Jackson writes wherever she happens to be, but does most of it these days at a table by a tall window in her spacious century-old home now known as Meredith Apartments. She and her mother, the late Constance Beatty Meredith, to whom the book is dedicated, bought the house in 1935 when they came to Pulaski.

When she lived there alone, she rented rooms to as many as eight people. She has narrowed the number to one or two in recent years since closing off the third floor.

A Charlottesville native, Jackson grew up in Clifton Forge, where her mother was organist, as well as a contralto soloist, at a Presbyterian church. Jackson inherited her mother's love of music and, apparently, her talent as well.
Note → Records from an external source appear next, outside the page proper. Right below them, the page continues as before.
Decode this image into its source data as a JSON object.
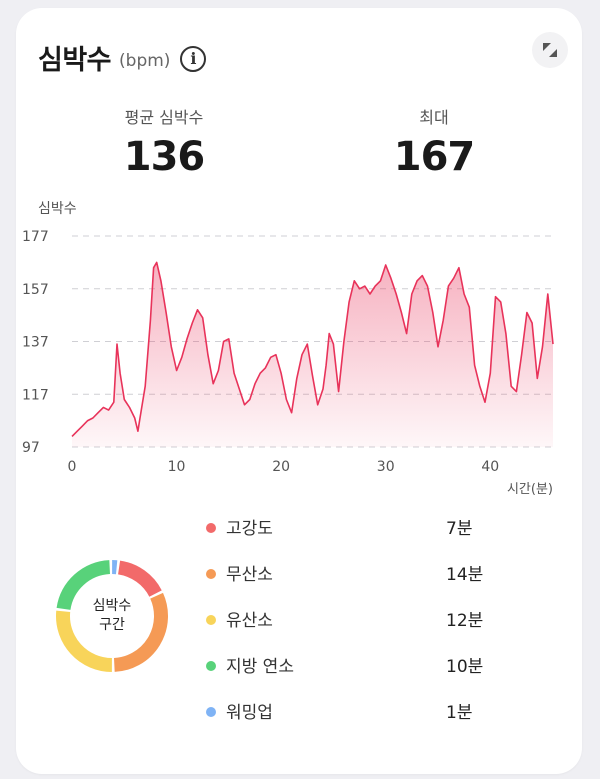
{
  "header": {
    "title": "심박수",
    "unit": "(bpm)",
    "info_icon": "info-icon",
    "expand_icon": "expand-icon"
  },
  "stats": {
    "avg_label": "평균 심박수",
    "avg_value": "136",
    "max_label": "최대",
    "max_value": "167"
  },
  "chart_data": {
    "type": "area",
    "ylabel": "심박수",
    "xlabel": "시간(분)",
    "xlim": [
      0,
      46
    ],
    "ylim": [
      97,
      177
    ],
    "yticks": [
      97,
      117,
      137,
      157,
      177
    ],
    "xticks": [
      0,
      10,
      20,
      30,
      40
    ],
    "line_color": "#e8335a",
    "series": [
      {
        "x": [
          0,
          0.5,
          1,
          1.5,
          2,
          2.5,
          3,
          3.5,
          4,
          4.3,
          4.6,
          5,
          5.5,
          6,
          6.3,
          6.5,
          7,
          7.5,
          7.8,
          8.1,
          8.5,
          9,
          9.5,
          10,
          10.5,
          11,
          11.5,
          12,
          12.5,
          13,
          13.5,
          14,
          14.5,
          15,
          15.5,
          16,
          16.5,
          17,
          17.5,
          18,
          18.5,
          19,
          19.5,
          20,
          20.5,
          21,
          21.5,
          22,
          22.5,
          23,
          23.5,
          24,
          24.3,
          24.6,
          25,
          25.5,
          26,
          26.5,
          27,
          27.5,
          28,
          28.5,
          29,
          29.5,
          30,
          30.5,
          31,
          31.5,
          32,
          32.5,
          33,
          33.5,
          34,
          34.5,
          35,
          35.5,
          36,
          36.5,
          37,
          37.5,
          38,
          38.5,
          39,
          39.5,
          40,
          40.5,
          41,
          41.5,
          42,
          42.5,
          43,
          43.5,
          44,
          44.5,
          45,
          45.5,
          46
        ],
        "y": [
          101,
          103,
          105,
          107,
          108,
          110,
          112,
          111,
          114,
          136,
          125,
          115,
          112,
          108,
          103,
          108,
          120,
          145,
          165,
          167,
          160,
          148,
          135,
          126,
          131,
          138,
          144,
          149,
          146,
          132,
          121,
          126,
          137,
          138,
          125,
          119,
          113,
          115,
          121,
          125,
          127,
          131,
          132,
          125,
          115,
          110,
          123,
          132,
          136,
          124,
          113,
          119,
          128,
          140,
          136,
          118,
          137,
          152,
          160,
          157,
          158,
          155,
          158,
          160,
          166,
          161,
          155,
          148,
          140,
          155,
          160,
          162,
          158,
          148,
          135,
          145,
          158,
          161,
          165,
          155,
          150,
          128,
          120,
          114,
          125,
          154,
          152,
          140,
          120,
          118,
          132,
          148,
          144,
          123,
          135,
          155,
          136
        ]
      }
    ]
  },
  "zones": {
    "center_line1": "심박수",
    "center_line2": "구간",
    "items": [
      {
        "label": "고강도",
        "value": "7분",
        "minutes": 7,
        "color": "#f26a6a"
      },
      {
        "label": "무산소",
        "value": "14분",
        "minutes": 14,
        "color": "#f59a55"
      },
      {
        "label": "유산소",
        "value": "12분",
        "minutes": 12,
        "color": "#f8d45a"
      },
      {
        "label": "지방 연소",
        "value": "10분",
        "minutes": 10,
        "color": "#58d27a"
      },
      {
        "label": "워밍업",
        "value": "1분",
        "minutes": 1,
        "color": "#7fb3f5"
      }
    ]
  }
}
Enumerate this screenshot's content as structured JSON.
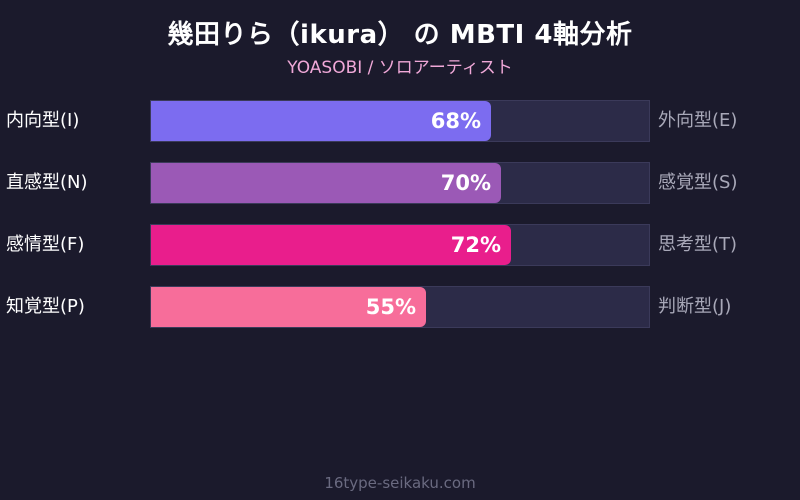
{
  "chart_data": {
    "type": "bar",
    "orientation": "horizontal",
    "title": "幾田りら（ikura） の MBTI 4軸分析",
    "subtitle": "YOASOBI / ソロアーティスト",
    "xlim": [
      0,
      100
    ],
    "value_suffix": "%",
    "rows": [
      {
        "left": "内向型(I)",
        "right": "外向型(E)",
        "value": 68,
        "color": "#7c6cf0"
      },
      {
        "left": "直感型(N)",
        "right": "感覚型(S)",
        "value": 70,
        "color": "#9b59b6"
      },
      {
        "left": "感情型(F)",
        "right": "思考型(T)",
        "value": 72,
        "color": "#e91e8c"
      },
      {
        "left": "知覚型(P)",
        "right": "判断型(J)",
        "value": 55,
        "color": "#f76d9a"
      }
    ],
    "pct_labels": [
      "68%",
      "70%",
      "72%",
      "55%"
    ]
  },
  "footer": "16type-seikaku.com"
}
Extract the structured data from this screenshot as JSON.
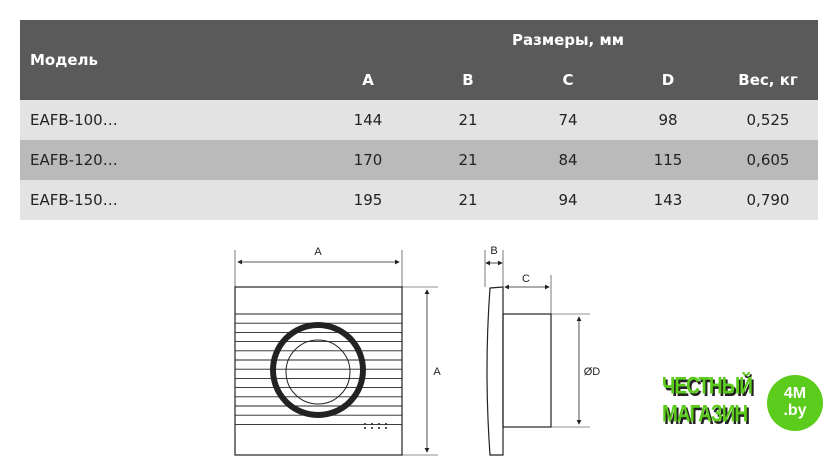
{
  "table": {
    "model_header": "Модель",
    "group_header": "Размеры, мм",
    "columns": [
      "A",
      "B",
      "C",
      "D",
      "Вес, кг"
    ],
    "rows": [
      {
        "model": "EAFB-100…",
        "values": [
          "144",
          "21",
          "74",
          "98",
          "0,525"
        ]
      },
      {
        "model": "EAFB-120…",
        "values": [
          "170",
          "21",
          "84",
          "115",
          "0,605"
        ]
      },
      {
        "model": "EAFB-150…",
        "values": [
          "195",
          "21",
          "94",
          "143",
          "0,790"
        ]
      }
    ]
  },
  "drawing": {
    "label_a": "A",
    "label_b": "B",
    "label_c": "C",
    "label_d": "ØD"
  },
  "logo": {
    "line1": "ЧЕСТНЫЙ",
    "line2": "МАГАЗИН",
    "badge1": "4M",
    "badge2": ".by",
    "color": "#5ccc1c"
  }
}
Jackson moved around in her education, attending the College of William and Mary; Westminster Choir College in Ithaca, N.Y., and Princeton, N.J., where she was chosen for the Westminster Touring and Broadcasting Choirs; and James Madison University.

She graduated from Radford University and taught for 30 years in Virginia, including six years at James City County, teaching music at all grade levels, and 24 years in the sixth grade in Pulaski County. She has been minister of music at both the First Christian Church and First Baptist Church in Pulaski.

Although she officially retired in 1976, she continues to teach voice and music on a limited basis. And, of course, she continues her poetry.

"You just have to write it down," she said. "Very few people read stuff like this these days. . . . I liked it and I hoped everyone else liked it."